ベストノンフィクション
『お蚕さんから糸と綿と』
大西鴨夫 写真文
アリス館 刊
2020年1月 発行
本体1500円+税
対象:中学年~
48ページ
糸は生きている。命あるものからできている
久しぶりに手に取る度に、愛おしさを感じる作品に出会いました。
滋賀県の山の麓にある集落で、養蚕を営む西村さん一家と「お蚕さん」との生活を綴った写真絵本、1月に出版されたものですが、満を持してのご紹介です。
西村さんの家では、春と秋の2回、お蚕さんを育て糸取りまでします。
1万頭以上のお蚕さんが繭になるまで、ご主人の英雄さんが桑畑の桑を刈り取っては運び、家族総出でお世話をします。あっという間に桑を食い尽くすお蚕さん。「いい糸を出してもらわんとな」とみんな大汗をかきながらも、笑顔で働きます。
芽吹きの春は桑の葉も柔らかく、お蚕さんは柔らかな糸を吐き出し、秋になると葉っぱが硬くなり、糸も硬くなるそうです。
春の糸と秋の糸。
繭になったお蚕さんは、糸取り名人の一子さんと則子さんの手によって魔法のように紡がれていきます。小枠に巻き取られた糸の何と美しいことか!
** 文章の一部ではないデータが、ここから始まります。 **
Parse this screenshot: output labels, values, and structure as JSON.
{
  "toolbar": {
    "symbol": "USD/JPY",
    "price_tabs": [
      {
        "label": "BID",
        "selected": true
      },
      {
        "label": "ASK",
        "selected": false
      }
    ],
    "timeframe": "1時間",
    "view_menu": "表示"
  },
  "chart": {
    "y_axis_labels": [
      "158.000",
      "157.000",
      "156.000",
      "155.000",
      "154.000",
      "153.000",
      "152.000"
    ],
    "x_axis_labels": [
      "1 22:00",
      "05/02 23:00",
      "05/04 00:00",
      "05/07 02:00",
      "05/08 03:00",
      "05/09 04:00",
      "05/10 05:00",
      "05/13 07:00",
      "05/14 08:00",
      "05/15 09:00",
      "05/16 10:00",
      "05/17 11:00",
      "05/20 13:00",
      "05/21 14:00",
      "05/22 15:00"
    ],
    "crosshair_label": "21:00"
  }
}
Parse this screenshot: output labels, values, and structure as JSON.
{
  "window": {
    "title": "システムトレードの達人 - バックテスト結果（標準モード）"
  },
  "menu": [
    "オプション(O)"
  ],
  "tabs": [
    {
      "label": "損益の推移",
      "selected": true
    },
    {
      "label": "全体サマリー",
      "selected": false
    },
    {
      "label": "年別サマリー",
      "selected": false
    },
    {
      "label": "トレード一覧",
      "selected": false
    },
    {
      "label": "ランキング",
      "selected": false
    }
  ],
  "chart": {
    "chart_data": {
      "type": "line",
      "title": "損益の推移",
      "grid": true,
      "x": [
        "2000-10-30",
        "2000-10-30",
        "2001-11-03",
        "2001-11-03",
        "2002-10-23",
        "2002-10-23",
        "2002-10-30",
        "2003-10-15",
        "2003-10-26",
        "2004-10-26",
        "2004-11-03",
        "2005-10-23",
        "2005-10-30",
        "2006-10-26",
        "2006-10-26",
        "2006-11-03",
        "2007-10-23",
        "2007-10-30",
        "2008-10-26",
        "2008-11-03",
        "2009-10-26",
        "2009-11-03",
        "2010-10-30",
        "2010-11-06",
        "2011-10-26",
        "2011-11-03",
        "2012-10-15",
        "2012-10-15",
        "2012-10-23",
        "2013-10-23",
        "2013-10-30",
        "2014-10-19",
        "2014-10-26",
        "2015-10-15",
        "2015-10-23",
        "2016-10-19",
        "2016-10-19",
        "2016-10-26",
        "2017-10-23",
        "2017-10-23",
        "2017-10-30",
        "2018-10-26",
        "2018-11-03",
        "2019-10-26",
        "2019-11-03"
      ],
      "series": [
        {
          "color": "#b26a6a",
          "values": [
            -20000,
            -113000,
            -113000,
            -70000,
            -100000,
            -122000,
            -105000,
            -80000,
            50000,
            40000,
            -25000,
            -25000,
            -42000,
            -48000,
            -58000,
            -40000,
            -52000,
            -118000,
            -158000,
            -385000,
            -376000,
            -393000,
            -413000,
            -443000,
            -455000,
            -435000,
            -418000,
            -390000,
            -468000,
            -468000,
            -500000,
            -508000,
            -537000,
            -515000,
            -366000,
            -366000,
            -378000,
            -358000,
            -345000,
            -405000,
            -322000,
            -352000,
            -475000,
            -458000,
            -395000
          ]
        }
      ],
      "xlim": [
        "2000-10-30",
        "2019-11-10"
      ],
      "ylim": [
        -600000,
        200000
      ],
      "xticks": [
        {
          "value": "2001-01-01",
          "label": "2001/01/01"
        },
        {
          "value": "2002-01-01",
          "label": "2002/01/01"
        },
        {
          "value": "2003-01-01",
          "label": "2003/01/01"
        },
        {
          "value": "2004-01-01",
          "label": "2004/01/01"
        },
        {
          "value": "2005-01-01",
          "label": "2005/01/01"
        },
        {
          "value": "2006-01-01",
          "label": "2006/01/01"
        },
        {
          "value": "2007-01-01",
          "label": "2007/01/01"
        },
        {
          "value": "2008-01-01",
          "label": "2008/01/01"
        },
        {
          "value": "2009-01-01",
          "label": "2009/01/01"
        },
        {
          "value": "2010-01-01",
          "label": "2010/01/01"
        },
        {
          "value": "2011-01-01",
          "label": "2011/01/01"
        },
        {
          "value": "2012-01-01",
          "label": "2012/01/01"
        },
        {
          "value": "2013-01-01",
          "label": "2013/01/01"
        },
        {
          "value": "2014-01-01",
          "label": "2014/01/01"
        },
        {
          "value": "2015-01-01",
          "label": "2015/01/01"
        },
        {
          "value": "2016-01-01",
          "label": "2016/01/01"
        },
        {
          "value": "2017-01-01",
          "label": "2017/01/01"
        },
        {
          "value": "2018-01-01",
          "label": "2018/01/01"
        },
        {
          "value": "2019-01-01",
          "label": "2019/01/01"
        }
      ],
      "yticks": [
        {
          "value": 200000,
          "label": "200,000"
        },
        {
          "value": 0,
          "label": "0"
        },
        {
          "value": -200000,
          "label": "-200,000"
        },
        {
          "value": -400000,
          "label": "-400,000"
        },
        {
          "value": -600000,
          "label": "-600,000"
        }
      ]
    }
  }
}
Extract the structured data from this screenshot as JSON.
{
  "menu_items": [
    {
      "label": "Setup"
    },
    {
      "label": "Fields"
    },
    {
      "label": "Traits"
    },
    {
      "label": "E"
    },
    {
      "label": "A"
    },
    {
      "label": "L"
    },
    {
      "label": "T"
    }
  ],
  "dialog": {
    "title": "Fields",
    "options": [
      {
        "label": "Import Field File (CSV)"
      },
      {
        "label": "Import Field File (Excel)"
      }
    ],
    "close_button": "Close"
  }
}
12月には、虫供養が近所のお寺で開かれます。羽ばたこうとする寸前の命を絶ち、人の手によって温もりへと変えられ、私たちの暮らしを豊かにしてくれたお蚕さん。
昔は多くの農家で営んでいた養蚕も、今はこの地域では西村さんの一家だけになってしまったそうです。
「糸は生きている。命あるものからできている」―「お蚕さん」から生まれ、慈しまれながら、製品となったものには、命の輝く温もりがあるのだとしみじみ思いました。
「命の授業」「日本の伝統」という言葉を盛んに聞きますが、パン屋が和菓子屋に変えられたヘタな道徳の教科書(失礼!)をほじくりかえして授業するより、ただひたすらこの写真絵本を読んでもらった方が、1000倍子どもたちの心に伝わる!と心から思います。
まだお読みでない方は、ぜひ手に取って読んでみてください。